Nearly 6% of all hospitalized patients with Covid-19 work in health care and most in that group were nurses, according to a new report from the US Centers for Disease Control and Prevention. More than 4% of health care workers who were hospitalized died.

The CDC-led Covid research team reviewed the charts of nearly 7,000 Covid-19 patients who were in the hospital between March 1 and May 31. 

Most were women. A large proportion were Black. These patients skewed much younger than the general Covid-19 patient population. The median age of a health care professional who was hospitalized was 49, compared to 62 for the country as a whole, the team reported in in the CDC’s Morbidity and Mortality Weekly Report. 

Nearly 90% of hospitalized health care professionals with Covid-19 had at least one underlying medical condition. The most common, reported at nearly 73%, was obesity. 

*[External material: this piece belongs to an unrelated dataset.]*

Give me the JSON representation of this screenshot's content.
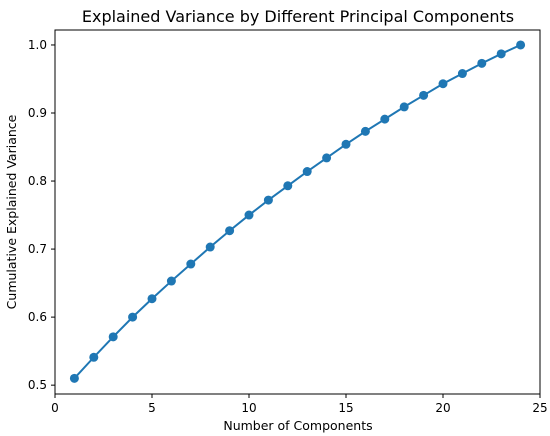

In addition to infection prevention and control efforts, the CDC researchers said there is a need for prevention and management programs to help people control their weight. Obesity significantly increases the risk for severe Covid-19 illness.

This research is in keeping with earlier studies. Research in China also found that people in nursing-related occupations accounted for the most cases among the health care profession.

Nurses may be most at risk of being exposed to the novel coronavirus because they have extended cumulative exposure time. Nurses have the most close and frequent contact with sick patients.